When I realized that I needed new poi in 3 business days, I went online and realized that American poi manufacturers are mainly located on the west coast and most (all?) of them are taking part in a regional convention called Fire Drum. This morning I finally got through to someone and I've arranged a rush delivery of fire poi heads (that don't need to be manufactured like the chains). So I can manage my dance on Saturday without burning my audience alive. Next week I'll look into getting the chains to go with the heads, and I was quite impressed with a set of training poi for $35. What better way to celebrate a firedance than more firedance stuff I can't really afford?
Tomorrow afternoon I get to drive the Archbishop to an event. Hello status! Maybe this'll make up for that one time with the remark and the awkwardness and the nervous laughter...
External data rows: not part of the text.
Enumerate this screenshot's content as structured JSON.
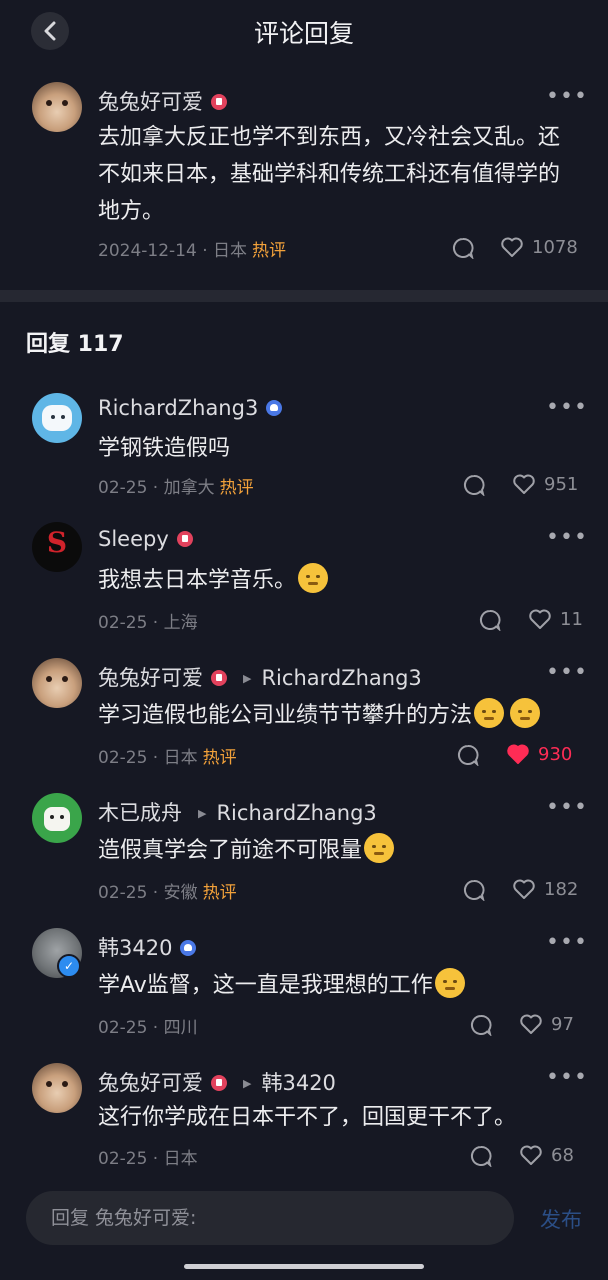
{
  "header": {
    "title": "评论回复"
  },
  "main_comment": {
    "name": "兔兔好可爱",
    "text": "去加拿大反正也学不到东西，又冷社会又乱。还不如来日本，基础学科和传统工科还有值得学的地方。",
    "date": "2024-12-14",
    "location": "日本",
    "hot_label": "热评",
    "likes": "1078"
  },
  "replies_header": {
    "label": "回复 117"
  },
  "replies": [
    {
      "name": "RichardZhang3",
      "text": "学钢铁造假吗",
      "date": "02-25",
      "location": "加拿大",
      "hot_label": "热评",
      "likes": "951"
    },
    {
      "name": "Sleepy",
      "text": "我想去日本学音乐。",
      "date": "02-25",
      "location": "上海",
      "likes": "11"
    },
    {
      "name": "兔兔好可爱",
      "reply_to": "RichardZhang3",
      "text": "学习造假也能公司业绩节节攀升的方法",
      "date": "02-25",
      "location": "日本",
      "hot_label": "热评",
      "likes": "930"
    },
    {
      "name": "木已成舟",
      "reply_to": "RichardZhang3",
      "text": "造假真学会了前途不可限量",
      "date": "02-25",
      "location": "安徽",
      "hot_label": "热评",
      "likes": "182"
    },
    {
      "name": "韩3420",
      "text": "学Av监督，这一直是我理想的工作",
      "date": "02-25",
      "location": "四川",
      "likes": "97"
    },
    {
      "name": "兔兔好可爱",
      "reply_to": "韩3420",
      "text": "这行你学成在日本干不了，回国更干不了。",
      "date": "02-25",
      "location": "日本",
      "likes": "68"
    }
  ],
  "bottom_bar": {
    "input_placeholder": "回复 兔兔好可爱:",
    "send_label": "发布"
  },
  "colors": {
    "background": "#161823",
    "hot": "#f2a13a",
    "liked": "#fe2c55",
    "send": "#2b4e86"
  }
}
Ooo! Almost forgot a good conversation after I bought my poi heads. I wanted to tell Debbie to watch for my package because it's important and stuff. Chris, Carol, and Sandy were talking with Debbie in her office.
"So please watch out for that package. I know this might sound like something I'd say often, but I don't: if I don't get this package by Friday, the Bad Guys win."
That sentence was poorly worded. All four of them stared at me as if they were thinking:
"What's in the package? The antidote? A bomb-defusing kit?"
Bear in mind that I don't really want a lot of people to know about the firedancing stuff I do. Not just yet.
"Let me back up. I'm in a performance on Saturday and there's a mean guy who has the power to make me miserable. A vital piece of equipment isn't working and I just bought the replacement. So if I don't get it, I'm in trouble, my partner's in bigger trouble..."
"And the mean guy gets to gloat over you."
"Exactly."
"Don't worry about it, we'll keep an eye out."
I'm pretty sure I excessively confused them all, but I think they understood where my worry was coming from. Everyone has in their life someone mean who wants them to fail. A very common situation to empathize with.